I finished Julian Comstock last week. I was really looking forward to it, both because it was highly lauded last year, and because I utterly adored Spin. I have an incredible weakness for stories that are slow and simple, building up to a climax that is astonishing, wonderful and a bit surreal. Howl's Moving Castle the movie is an easy example of doing that perfectly, and if you've got a few more hours, so is Spin. Which is why, a week later, I'm still bummed that I didn't adore Julain Comstock.
Below this line, I spoil setting, characters and premise. I saved the lj-cut to hide spoilers about the ending.
The subtitle is A story of 21st Century America, and herein lies what was probably the biggest problem for me with the book. It's set in a post-apocalyptic future where society collapsed with the loss of oil and a Christian fundie church based out of Colorado Springs has risen to power over a US that includes Canada, and looks more like Imperial Rome than its republican predecessor. In short, a frighteningly plausible future for a tale of (mis-)adventure and coming of age. Yet it feels extraordinarily 19th century, from the way movies have deteriorated into a combination of film reels and live performances, to the language that reads like a 19th century novel written with modern sensibilities. This was definitely done on purpose, and it was done well, but it's a choice that made it extremely hard for me to get into the book. I wanted it to be alternate history instead - which would have savaged the plot as is - and it consistently insisted on being set in the future.

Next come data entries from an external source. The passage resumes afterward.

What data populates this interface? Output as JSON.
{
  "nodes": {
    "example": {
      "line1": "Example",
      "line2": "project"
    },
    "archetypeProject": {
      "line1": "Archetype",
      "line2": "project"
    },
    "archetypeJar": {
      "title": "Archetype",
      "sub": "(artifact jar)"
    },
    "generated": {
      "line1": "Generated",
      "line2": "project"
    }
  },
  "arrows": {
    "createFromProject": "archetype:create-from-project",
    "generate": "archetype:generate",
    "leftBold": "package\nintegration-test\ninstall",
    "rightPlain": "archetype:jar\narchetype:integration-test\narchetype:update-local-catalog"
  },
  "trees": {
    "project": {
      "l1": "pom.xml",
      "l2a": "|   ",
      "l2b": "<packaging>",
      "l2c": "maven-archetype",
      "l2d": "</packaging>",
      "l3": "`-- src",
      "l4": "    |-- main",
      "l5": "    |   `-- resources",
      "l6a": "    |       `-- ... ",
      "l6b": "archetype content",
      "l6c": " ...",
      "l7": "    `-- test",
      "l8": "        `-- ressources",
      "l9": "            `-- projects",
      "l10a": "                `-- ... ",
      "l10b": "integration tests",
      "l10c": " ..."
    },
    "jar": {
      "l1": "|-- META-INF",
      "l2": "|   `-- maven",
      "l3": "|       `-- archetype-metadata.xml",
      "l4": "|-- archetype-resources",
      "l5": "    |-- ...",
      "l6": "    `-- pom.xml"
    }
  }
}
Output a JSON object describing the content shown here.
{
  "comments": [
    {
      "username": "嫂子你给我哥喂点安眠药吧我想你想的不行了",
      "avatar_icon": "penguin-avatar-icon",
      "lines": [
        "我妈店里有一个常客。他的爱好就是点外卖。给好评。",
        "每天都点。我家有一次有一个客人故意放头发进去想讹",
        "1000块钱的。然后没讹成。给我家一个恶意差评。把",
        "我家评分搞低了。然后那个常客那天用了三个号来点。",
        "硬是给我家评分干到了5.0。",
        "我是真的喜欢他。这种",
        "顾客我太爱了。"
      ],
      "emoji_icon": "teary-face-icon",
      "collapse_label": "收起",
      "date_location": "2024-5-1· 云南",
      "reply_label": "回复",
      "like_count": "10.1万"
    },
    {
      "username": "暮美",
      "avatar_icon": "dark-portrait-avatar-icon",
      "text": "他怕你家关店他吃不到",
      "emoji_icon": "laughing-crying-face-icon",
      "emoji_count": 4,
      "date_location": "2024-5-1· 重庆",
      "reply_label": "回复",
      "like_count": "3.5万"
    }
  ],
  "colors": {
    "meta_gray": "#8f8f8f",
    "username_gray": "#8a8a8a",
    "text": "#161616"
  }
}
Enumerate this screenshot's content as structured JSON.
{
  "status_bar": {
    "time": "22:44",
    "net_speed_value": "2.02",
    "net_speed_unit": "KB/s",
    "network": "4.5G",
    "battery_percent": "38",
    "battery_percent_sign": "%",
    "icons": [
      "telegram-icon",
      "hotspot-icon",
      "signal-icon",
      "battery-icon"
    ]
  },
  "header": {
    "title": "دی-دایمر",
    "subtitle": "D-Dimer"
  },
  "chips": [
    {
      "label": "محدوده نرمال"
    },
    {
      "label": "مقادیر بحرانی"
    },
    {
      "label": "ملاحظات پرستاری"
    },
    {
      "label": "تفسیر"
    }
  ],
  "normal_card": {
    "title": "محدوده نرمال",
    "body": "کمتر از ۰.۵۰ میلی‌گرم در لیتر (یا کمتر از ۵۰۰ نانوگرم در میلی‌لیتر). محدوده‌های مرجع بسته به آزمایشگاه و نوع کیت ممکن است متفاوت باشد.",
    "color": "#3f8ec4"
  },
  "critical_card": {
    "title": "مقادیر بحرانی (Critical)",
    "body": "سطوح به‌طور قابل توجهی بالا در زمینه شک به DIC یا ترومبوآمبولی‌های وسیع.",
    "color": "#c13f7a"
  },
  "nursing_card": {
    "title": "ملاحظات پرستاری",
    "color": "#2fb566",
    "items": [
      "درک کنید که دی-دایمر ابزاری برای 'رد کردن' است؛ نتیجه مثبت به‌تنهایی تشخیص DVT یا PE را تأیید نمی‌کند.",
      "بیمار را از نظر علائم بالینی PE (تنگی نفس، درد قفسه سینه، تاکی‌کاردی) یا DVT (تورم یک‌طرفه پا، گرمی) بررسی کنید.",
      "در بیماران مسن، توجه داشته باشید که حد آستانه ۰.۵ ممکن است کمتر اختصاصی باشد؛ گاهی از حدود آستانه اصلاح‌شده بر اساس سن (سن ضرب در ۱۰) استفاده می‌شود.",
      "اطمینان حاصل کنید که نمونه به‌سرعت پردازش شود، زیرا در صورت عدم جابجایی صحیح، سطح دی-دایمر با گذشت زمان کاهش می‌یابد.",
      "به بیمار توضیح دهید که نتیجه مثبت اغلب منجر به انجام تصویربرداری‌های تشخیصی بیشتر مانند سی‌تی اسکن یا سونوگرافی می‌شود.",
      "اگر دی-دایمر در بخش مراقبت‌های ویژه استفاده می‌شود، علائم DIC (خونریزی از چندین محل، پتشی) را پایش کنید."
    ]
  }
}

The prose style wouldn't have been quite so frustrating if the 19th century tropes hadn't affected the plot, especially early on. All of our introductions to the Dominion church read like familiar lampooning recycled from Twain et al, and I found myself getting frustrated that there was nothing new there, no added depth. The matching to 19th century standard went so far as to include widespread illiteracy among the lower classes, despite being just a handful of generations away from current times, with a major Protestant church in power. If Catholics had taken over, I'd be able to buy it, but Protestants have always been a force for literacy, what with people needing to be able to read the bible so they know which parts to quote out of context what to believe.
In short, I spent a lot of the book distracted by needing to nit-pick the scenery, which was a problem.
Another major problem for the book, at least for me, was that it's meant to be funny. And it was, starting around page 200. Up to that point most of the humor was at the exclusive expense of Adam, the narrator, but it didn't quite make it past the "frustratingly naive" standard and into "amusingly naive" territory until well into the narrative. Once it got funny, it got quite funny - everything with Otis (a giraffe living in Central Park) was fabulous, and Calyxia (Adam's rebellious, Québécois wife) was a gem. When I say funny, I mean giggling by myself in a restaurant, face-palming on a plane funny. It's possible that it just took me 200 pages to get over the prose kicking me and it was funny the whole time. If so, I'm very sad the prose kicked me that long.
Why did I keep reading it when I was halfway before it hooked me and found most things up to that point annoying? Well, it's got to do with the other problem I had with this book: It felt an awful lot like Spin. I was hoping for another slow build to stunning climax. I got a gesture toward that. I also got another story about an unusually intelligent, powerful, enigmatic man
destroyed by his personal ambition while trying to save the world, as narrated by his devoted but less capable childhood friend. This simultaneously kept me reading the book, because it promised me that beautiful climax, while forcing me to constantly compare it to Spin, which is a vastly better book.
And no, it didn't deliver on the climax. It tried to, I cheered it on while it sincerely tried, but it didn't manage it. At the end, I was left feeling like I'd read a book that had very carefully followed the formula for that sort of book, without actually nailing it. I don't dislike Julian Comstock, I wouldn't discourage anybody from reading it. But I felt it was a mediocre book that tried to be great, and that disappointed me.
Did anybody read Julian Comstock first? If so, did you feel the same way? And can anybody tell me whether I'm asking for disappointment again if I read Axis?